Shou Zi Chew, the CEO of TikTok, will speak before Congress in March amid national campaigns to outlaw the app for social media among public servants and institutions on worries regarding security as well as its impact on children’s mental well-being.
On March 23, Chew is set to testify before the Energy and Commerce committee of the House of Representatives.
The committee alleged that the app is linked to the Chinese Communist Party, and said in a statement, “Americans deserve to know how these actions impact their privacy and data security, as well as what actions TikTok is taking to keep our kids safe from online and offline harms.”

“We’ve made our concerns clear with TikTok. It is now time to continue the committee’s efforts to hold Big Tech accountable by bringing TikTok before the committee to provide complete and honest answers for people,” it added.
Since the Trump administration, when the former president signed an executive order to impose a statewide ban on the app, the app—owned by ByteDance Inc.—has come under assault. Nevertheless, ByteDance sued, and the executive order was never executed.
President Biden did, however, impose a ban on the application last month for all smartphones given by the federal government.
TikTok criticized the ban in a statement, arguing that the prohibition was “a political gesture that will do nothing to advance national security interests.”
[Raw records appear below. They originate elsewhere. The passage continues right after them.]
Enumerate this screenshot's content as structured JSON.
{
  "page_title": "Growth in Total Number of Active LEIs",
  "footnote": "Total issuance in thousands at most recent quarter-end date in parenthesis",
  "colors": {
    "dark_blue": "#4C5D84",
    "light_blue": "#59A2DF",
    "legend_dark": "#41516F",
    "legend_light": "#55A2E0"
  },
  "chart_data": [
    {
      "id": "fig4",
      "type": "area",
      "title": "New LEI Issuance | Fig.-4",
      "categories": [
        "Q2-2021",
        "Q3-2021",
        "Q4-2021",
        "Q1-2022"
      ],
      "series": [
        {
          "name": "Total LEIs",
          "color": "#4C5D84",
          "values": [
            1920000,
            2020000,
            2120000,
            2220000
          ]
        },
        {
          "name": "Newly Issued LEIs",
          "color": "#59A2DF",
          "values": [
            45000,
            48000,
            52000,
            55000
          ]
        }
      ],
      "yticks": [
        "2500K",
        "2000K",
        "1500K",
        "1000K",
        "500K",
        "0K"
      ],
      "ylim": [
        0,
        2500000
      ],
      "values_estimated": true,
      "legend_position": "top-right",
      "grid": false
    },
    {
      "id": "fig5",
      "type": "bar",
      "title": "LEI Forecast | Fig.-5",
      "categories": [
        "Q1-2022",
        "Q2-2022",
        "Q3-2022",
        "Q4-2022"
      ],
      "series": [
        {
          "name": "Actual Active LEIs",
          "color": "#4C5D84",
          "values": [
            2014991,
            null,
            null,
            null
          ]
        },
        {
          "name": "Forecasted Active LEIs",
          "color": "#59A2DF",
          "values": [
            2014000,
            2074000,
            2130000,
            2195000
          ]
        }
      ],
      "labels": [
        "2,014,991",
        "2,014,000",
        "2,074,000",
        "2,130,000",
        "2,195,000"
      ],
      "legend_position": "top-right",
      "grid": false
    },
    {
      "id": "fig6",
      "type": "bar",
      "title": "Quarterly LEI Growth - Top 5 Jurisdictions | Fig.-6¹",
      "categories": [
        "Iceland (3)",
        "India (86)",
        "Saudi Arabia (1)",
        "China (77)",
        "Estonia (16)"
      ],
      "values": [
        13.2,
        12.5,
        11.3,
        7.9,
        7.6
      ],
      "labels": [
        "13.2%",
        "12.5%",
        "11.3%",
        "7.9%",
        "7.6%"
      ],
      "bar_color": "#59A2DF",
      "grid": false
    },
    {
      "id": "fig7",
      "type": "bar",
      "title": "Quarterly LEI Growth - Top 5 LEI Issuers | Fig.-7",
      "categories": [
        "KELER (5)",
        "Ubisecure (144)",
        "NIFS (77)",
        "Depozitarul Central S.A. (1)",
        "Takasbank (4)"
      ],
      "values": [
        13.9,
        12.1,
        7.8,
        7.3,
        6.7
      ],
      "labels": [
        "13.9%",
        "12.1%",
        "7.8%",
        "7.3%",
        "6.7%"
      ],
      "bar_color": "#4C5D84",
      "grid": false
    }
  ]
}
The Brookings Institution’s Artificial Intelligence and Emerging Technology Initiative’s head of research, Chris Meserole, highlighted that American-owned social media corporations must respond to the American government if they misuse consumers’ data. In comparison, he stated that TikTok is managed by a Chinese company that is responsible to the Chinese Communist Party.
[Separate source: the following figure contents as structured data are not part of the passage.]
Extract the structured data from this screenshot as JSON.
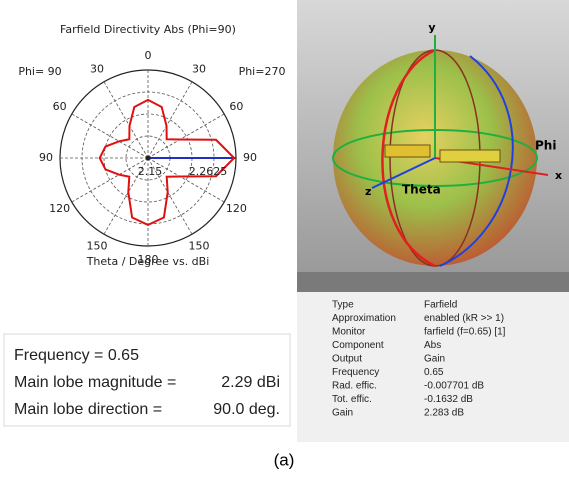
{
  "chart_data": {
    "type": "polar",
    "title": "Farfield Directivity Abs (Phi=90)",
    "left_label": "Phi= 90",
    "right_label": "Phi=270",
    "xlabel": "Theta / Degree vs. dBi",
    "annotations": [
      "2.15",
      "2.2625"
    ],
    "rlim": [
      -30,
      3
    ],
    "angle_ticks": [
      0,
      {
        "value": 30,
        "label": "30"
      },
      {
        "value": 60,
        "label": "60"
      },
      {
        "value": 90,
        "label": "90"
      },
      {
        "value": 120,
        "label": "120"
      },
      {
        "value": 150,
        "label": "150"
      },
      180,
      {
        "value": 210,
        "label": "150"
      },
      {
        "value": 240,
        "label": "120"
      },
      {
        "value": 270,
        "label": "90"
      },
      {
        "value": 300,
        "label": "60"
      },
      {
        "value": 330,
        "label": "30"
      }
    ],
    "x": [
      0,
      15,
      30,
      45,
      60,
      75,
      90,
      105,
      120,
      135,
      150,
      165,
      180,
      195,
      210,
      225,
      240,
      255,
      270,
      285,
      300,
      315,
      330,
      345
    ],
    "series": [
      {
        "color": "#e01010",
        "values": [
          -8.2,
          -10.2,
          -16.1,
          -20.1,
          -16.1,
          -3.6,
          2.29,
          -3.6,
          -16.1,
          -20.1,
          -15.2,
          -6.9,
          -4.9,
          -6.9,
          -15.2,
          -20.1,
          -17.5,
          -13.5,
          -11.9,
          -13.5,
          -17.5,
          -20.1,
          -16.1,
          -10.2
        ]
      }
    ]
  },
  "view3d": {
    "labels": [
      "y",
      "Phi",
      "x",
      "z",
      "Theta"
    ]
  },
  "info": {
    "rows": [
      [
        "Type",
        "Farfield"
      ],
      [
        "Approximation",
        "enabled (kR >> 1)"
      ],
      [
        "Monitor",
        "farfield (f=0.65) [1]"
      ],
      [
        "Component",
        "Abs"
      ],
      [
        "Output",
        "Gain"
      ],
      [
        "Frequency",
        "0.65"
      ],
      [
        "Rad. effic.",
        "-0.007701 dB"
      ],
      [
        "Tot. effic.",
        "-0.1632 dB"
      ],
      [
        "Gain",
        "2.283 dB"
      ]
    ]
  },
  "summary": {
    "lines": [
      [
        "Frequency = 0.65",
        ""
      ],
      [
        "Main lobe magnitude =",
        "2.29 dBi"
      ],
      [
        "Main lobe direction =",
        "90.0 deg."
      ]
    ]
  },
  "caption": "(a)"
}
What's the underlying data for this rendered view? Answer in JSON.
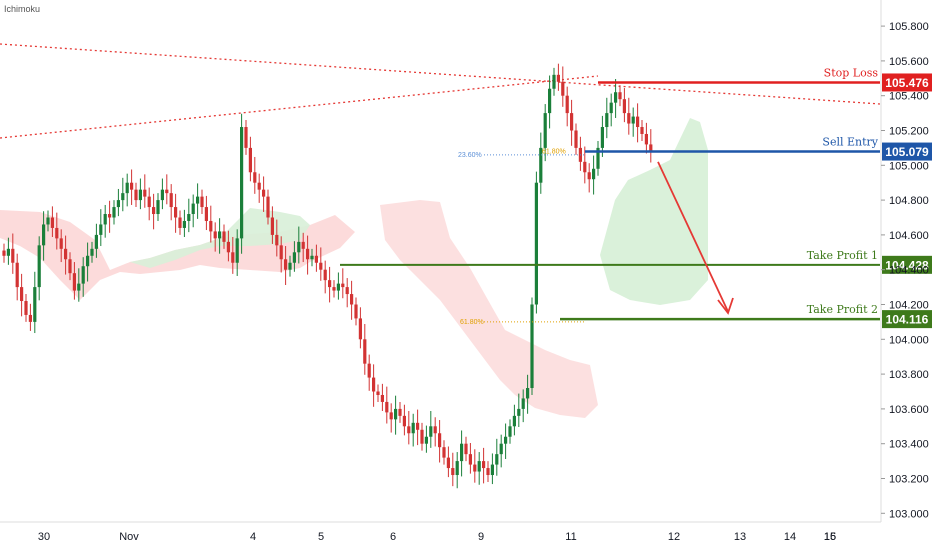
{
  "indicator": "Ichimoku",
  "colors": {
    "up": "#26a69a",
    "up_dark": "#1b7f3a",
    "down": "#d23333",
    "stop_loss": "#e02020",
    "sell_entry": "#1e56a8",
    "take_profit": "#3e7a1b",
    "cloud_bull": "#d8f0d8",
    "cloud_bear": "#fbd5d5",
    "trend": "#e53935",
    "fib_blue": "#5b8fd6",
    "fib_orange": "#e0a000"
  },
  "chart_data": {
    "type": "candlestick",
    "y_axis": {
      "ticks": [
        "105.800",
        "105.600",
        "105.400",
        "105.200",
        "105.000",
        "104.800",
        "104.600",
        "104.400",
        "104.200",
        "104.000",
        "103.800",
        "103.600",
        "103.400",
        "103.200",
        "103.000"
      ],
      "ylim": [
        102.95,
        105.95
      ]
    },
    "x_axis": {
      "ticks": [
        "30",
        "Nov",
        "4",
        "5",
        "6",
        "9",
        "11",
        "12",
        "13",
        "14",
        "15",
        "16"
      ]
    },
    "levels": [
      {
        "name": "Stop Loss",
        "value": 105.476,
        "label": "105.476",
        "color_key": "stop_loss"
      },
      {
        "name": "Sell Entry",
        "value": 105.079,
        "label": "105.079",
        "color_key": "sell_entry"
      },
      {
        "name": "Take Profit 1",
        "value": 104.428,
        "label": "104.428",
        "color_key": "take_profit"
      },
      {
        "name": "Take Profit 2",
        "value": 104.116,
        "label": "104.116",
        "color_key": "take_profit"
      }
    ],
    "fib_labels": [
      {
        "label": "23.60%",
        "value": 105.06
      },
      {
        "label": "61.80%",
        "value": 105.08
      },
      {
        "label": "61.80%",
        "value": 104.1
      }
    ],
    "close_series": [
      104.48,
      104.52,
      104.44,
      104.3,
      104.22,
      104.14,
      104.1,
      104.3,
      104.54,
      104.66,
      104.7,
      104.64,
      104.58,
      104.52,
      104.46,
      104.38,
      104.28,
      104.32,
      104.42,
      104.48,
      104.52,
      104.6,
      104.66,
      104.72,
      104.7,
      104.76,
      104.8,
      104.84,
      104.9,
      104.86,
      104.8,
      104.86,
      104.82,
      104.76,
      104.72,
      104.8,
      104.86,
      104.84,
      104.76,
      104.7,
      104.64,
      104.68,
      104.72,
      104.78,
      104.82,
      104.76,
      104.68,
      104.62,
      104.58,
      104.62,
      104.56,
      104.5,
      104.44,
      104.58,
      105.22,
      105.1,
      104.96,
      104.9,
      104.86,
      104.82,
      104.7,
      104.6,
      104.54,
      104.46,
      104.4,
      104.44,
      104.5,
      104.56,
      104.52,
      104.46,
      104.48,
      104.44,
      104.4,
      104.34,
      104.3,
      104.28,
      104.32,
      104.3,
      104.26,
      104.2,
      104.12,
      104.0,
      103.86,
      103.78,
      103.7,
      103.68,
      103.64,
      103.58,
      103.54,
      103.6,
      103.56,
      103.5,
      103.46,
      103.52,
      103.48,
      103.4,
      103.44,
      103.5,
      103.46,
      103.38,
      103.32,
      103.26,
      103.22,
      103.3,
      103.4,
      103.34,
      103.28,
      103.24,
      103.3,
      103.26,
      103.22,
      103.28,
      103.34,
      103.4,
      103.44,
      103.5,
      103.56,
      103.6,
      103.66,
      103.72,
      104.2,
      104.9,
      105.1,
      105.3,
      105.44,
      105.52,
      105.48,
      105.4,
      105.3,
      105.2,
      105.1,
      105.02,
      104.96,
      104.92,
      104.98,
      105.1,
      105.22,
      105.3,
      105.36,
      105.42,
      105.38,
      105.3,
      105.24,
      105.28,
      105.22,
      105.18,
      105.12,
      105.08
    ]
  }
}
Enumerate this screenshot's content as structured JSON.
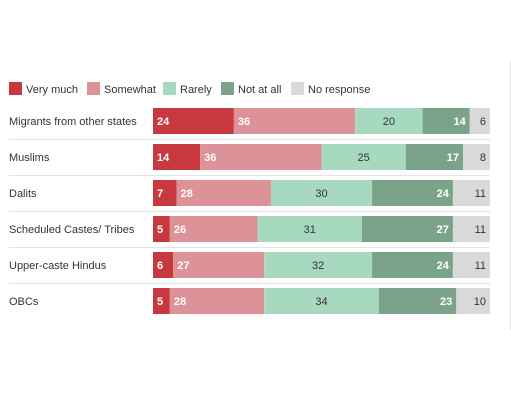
{
  "chart_data": {
    "type": "bar",
    "orientation": "horizontal",
    "stacked": true,
    "xlim": [
      0,
      100
    ],
    "grid": false,
    "legend_position": "top-left",
    "categories": [
      "Migrants from other states",
      "Muslims",
      "Dalits",
      "Scheduled Castes/ Tribes",
      "Upper-caste Hindus",
      "OBCs"
    ],
    "series": [
      {
        "name": "Very much",
        "color": "#c8393f",
        "label_color": "#ffffff",
        "values": [
          24,
          14,
          7,
          5,
          6,
          5
        ]
      },
      {
        "name": "Somewhat",
        "color": "#dc9297",
        "label_color": "#ffffff",
        "values": [
          36,
          36,
          28,
          26,
          27,
          28
        ]
      },
      {
        "name": "Rarely",
        "color": "#a7d9c1",
        "label_color": "#333333",
        "values": [
          20,
          25,
          30,
          31,
          32,
          34
        ]
      },
      {
        "name": "Not at all",
        "color": "#7ba38a",
        "label_color": "#ffffff",
        "values": [
          14,
          17,
          24,
          27,
          24,
          23
        ]
      },
      {
        "name": "No response",
        "color": "#d9d9d9",
        "label_color": "#333333",
        "values": [
          6,
          8,
          11,
          11,
          11,
          10
        ]
      }
    ]
  }
}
“What happens to your data, if it does leak out of the U.S., is kind of beyond the ability of the U.S. government to control or to influence,” he said in an interview with NBC News.
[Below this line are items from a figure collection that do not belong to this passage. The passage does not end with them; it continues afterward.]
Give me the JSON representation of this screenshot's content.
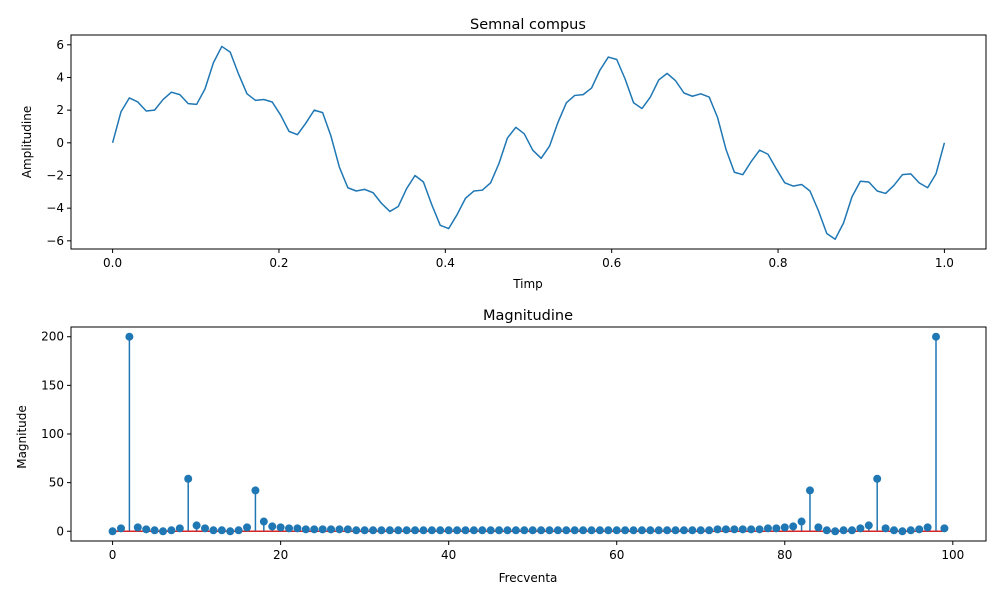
{
  "colors": {
    "line": "#1f77b4",
    "marker": "#1f77b4",
    "baseline": "#d62728",
    "axes": "#000000",
    "background": "#ffffff"
  },
  "chart_data": [
    {
      "type": "line",
      "title": "Semnal compus",
      "xlabel": "Timp",
      "ylabel": "Amplitudine",
      "xlim": [
        -0.05,
        1.05
      ],
      "ylim": [
        -6.5,
        6.6
      ],
      "xticks": [
        0.0,
        0.2,
        0.4,
        0.6,
        0.8,
        1.0
      ],
      "xtick_labels": [
        "0.0",
        "0.2",
        "0.4",
        "0.6",
        "0.8",
        "1.0"
      ],
      "yticks": [
        -6,
        -4,
        -2,
        0,
        2,
        4,
        6
      ],
      "ytick_labels": [
        "−6",
        "−4",
        "−2",
        "0",
        "2",
        "4",
        "6"
      ],
      "grid": false,
      "series": [
        {
          "x": [
            0.0,
            0.0101,
            0.0202,
            0.0303,
            0.0404,
            0.0505,
            0.0606,
            0.0707,
            0.0808,
            0.0909,
            0.101,
            0.1111,
            0.1212,
            0.1313,
            0.1414,
            0.1515,
            0.1616,
            0.1717,
            0.1818,
            0.1919,
            0.202,
            0.2121,
            0.2222,
            0.2323,
            0.2424,
            0.2525,
            0.2626,
            0.2727,
            0.2828,
            0.2929,
            0.303,
            0.3131,
            0.3232,
            0.3333,
            0.3434,
            0.3535,
            0.3636,
            0.3737,
            0.3838,
            0.3939,
            0.404,
            0.4141,
            0.4242,
            0.4343,
            0.4444,
            0.4545,
            0.4646,
            0.4747,
            0.4848,
            0.4949,
            0.5051,
            0.5152,
            0.5253,
            0.5354,
            0.5455,
            0.5556,
            0.5657,
            0.5758,
            0.5859,
            0.596,
            0.6061,
            0.6162,
            0.6263,
            0.6364,
            0.6465,
            0.6566,
            0.6667,
            0.6768,
            0.6869,
            0.697,
            0.7071,
            0.7172,
            0.7273,
            0.7374,
            0.7475,
            0.7576,
            0.7677,
            0.7778,
            0.7879,
            0.798,
            0.8081,
            0.8182,
            0.8283,
            0.8384,
            0.8485,
            0.8586,
            0.8687,
            0.8788,
            0.8889,
            0.899,
            0.9091,
            0.9192,
            0.9293,
            0.9394,
            0.9495,
            0.9596,
            0.9697,
            0.9798,
            0.9899,
            1.0
          ],
          "y": [
            0.0,
            1.9,
            2.75,
            2.5,
            1.95,
            2.0,
            2.65,
            3.1,
            2.95,
            2.4,
            2.35,
            3.3,
            4.9,
            5.9,
            5.55,
            4.2,
            3.0,
            2.6,
            2.65,
            2.5,
            1.7,
            0.7,
            0.5,
            1.2,
            2.0,
            1.85,
            0.4,
            -1.5,
            -2.75,
            -2.95,
            -2.85,
            -3.05,
            -3.7,
            -4.2,
            -3.9,
            -2.8,
            -2.0,
            -2.4,
            -3.8,
            -5.05,
            -5.25,
            -4.4,
            -3.4,
            -2.95,
            -2.9,
            -2.45,
            -1.25,
            0.3,
            0.95,
            0.55,
            -0.45,
            -0.95,
            -0.2,
            1.25,
            2.45,
            2.9,
            2.95,
            3.35,
            4.45,
            5.25,
            5.1,
            3.9,
            2.45,
            2.1,
            2.8,
            3.85,
            4.25,
            3.8,
            3.05,
            2.85,
            3.0,
            2.8,
            1.55,
            -0.4,
            -1.8,
            -1.95,
            -1.15,
            -0.45,
            -0.7,
            -1.6,
            -2.45,
            -2.65,
            -2.55,
            -2.95,
            -4.15,
            -5.55,
            -5.9,
            -4.9,
            -3.3,
            -2.35,
            -2.4,
            -2.95,
            -3.1,
            -2.6,
            -1.95,
            -1.9,
            -2.45,
            -2.75,
            -1.9,
            0.0
          ]
        }
      ]
    },
    {
      "type": "scatter",
      "title": "Magnitudine",
      "xlabel": "Frecventa",
      "ylabel": "Magnitude",
      "xlim": [
        -4.95,
        103.95
      ],
      "ylim": [
        -10,
        210
      ],
      "xticks": [
        0,
        20,
        40,
        60,
        80,
        100
      ],
      "xtick_labels": [
        "0",
        "20",
        "40",
        "60",
        "80",
        "100"
      ],
      "yticks": [
        0,
        50,
        100,
        150,
        200
      ],
      "ytick_labels": [
        "0",
        "50",
        "100",
        "150",
        "200"
      ],
      "grid": false,
      "baseline": 0,
      "series": [
        {
          "x": [
            0,
            1,
            2,
            3,
            4,
            5,
            6,
            7,
            8,
            9,
            10,
            11,
            12,
            13,
            14,
            15,
            16,
            17,
            18,
            19,
            20,
            21,
            22,
            23,
            24,
            25,
            26,
            27,
            28,
            29,
            30,
            31,
            32,
            33,
            34,
            35,
            36,
            37,
            38,
            39,
            40,
            41,
            42,
            43,
            44,
            45,
            46,
            47,
            48,
            49,
            50,
            51,
            52,
            53,
            54,
            55,
            56,
            57,
            58,
            59,
            60,
            61,
            62,
            63,
            64,
            65,
            66,
            67,
            68,
            69,
            70,
            71,
            72,
            73,
            74,
            75,
            76,
            77,
            78,
            79,
            80,
            81,
            82,
            83,
            84,
            85,
            86,
            87,
            88,
            89,
            90,
            91,
            92,
            93,
            94,
            95,
            96,
            97,
            98,
            99
          ],
          "values": [
            0,
            3,
            200,
            4,
            2,
            1,
            0,
            1,
            3,
            54,
            6,
            3,
            1,
            1,
            0,
            1,
            4,
            42,
            10,
            5,
            4,
            3,
            3,
            2,
            2,
            2,
            2,
            2,
            2,
            1,
            1,
            1,
            1,
            1,
            1,
            1,
            1,
            1,
            1,
            1,
            1,
            1,
            1,
            1,
            1,
            1,
            1,
            1,
            1,
            1,
            1,
            1,
            1,
            1,
            1,
            1,
            1,
            1,
            1,
            1,
            1,
            1,
            1,
            1,
            1,
            1,
            1,
            1,
            1,
            1,
            1,
            1,
            2,
            2,
            2,
            2,
            2,
            2,
            3,
            3,
            4,
            5,
            10,
            42,
            4,
            1,
            0,
            1,
            1,
            3,
            6,
            54,
            3,
            1,
            0,
            1,
            2,
            4,
            200,
            3
          ]
        }
      ]
    }
  ]
}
The firm formed a new unit for trust and safety concerns in the United States last month in response to criticism by politicians and authorities.
China hawks in Congress have nonetheless attempted to restrict the influence of the trending video app. Last Monday, Missouri Sen. Josh Hawley, R-Mo., proposed legislation to outlaw the social networking app throughout the nation.
In a tweet, Hawley said that TikTok is “China’s backdoor into Americans’ lives,” adding: “It threatens our children’s privacy as well as their mental health. Last month Congress banned it on all government devices. Now I will introduce legislation to ban it nationwide.”
A Senate measure to prohibit TikTok in the US was presented last month by Sen. Marco Rubio, R-Fla. Reps. Raja Krishnamoorthi, D-Ill., and Mike Gallagher, R-Wis. They presented a companion bill in the House.
TikTok, according to Meserole, places ordinary citizens’ data safety at risk, not only that of public servants.
“It’s not always clear who would be able to provide useful information to an intelligence service,” he said. “I think what they’re looking to do is hoover up all the information in case they need to find a needle in a haystack later.”
The social networking app has recently been prohibited on state-owned computers and phones in a number of states. In several states, TikTok is prohibited for anyone who uses the campus Wi-Fi at state universities, such as the University of Oklahoma and Auburn University in Alabama, which comprise the majority of the app’s users throughout the United States.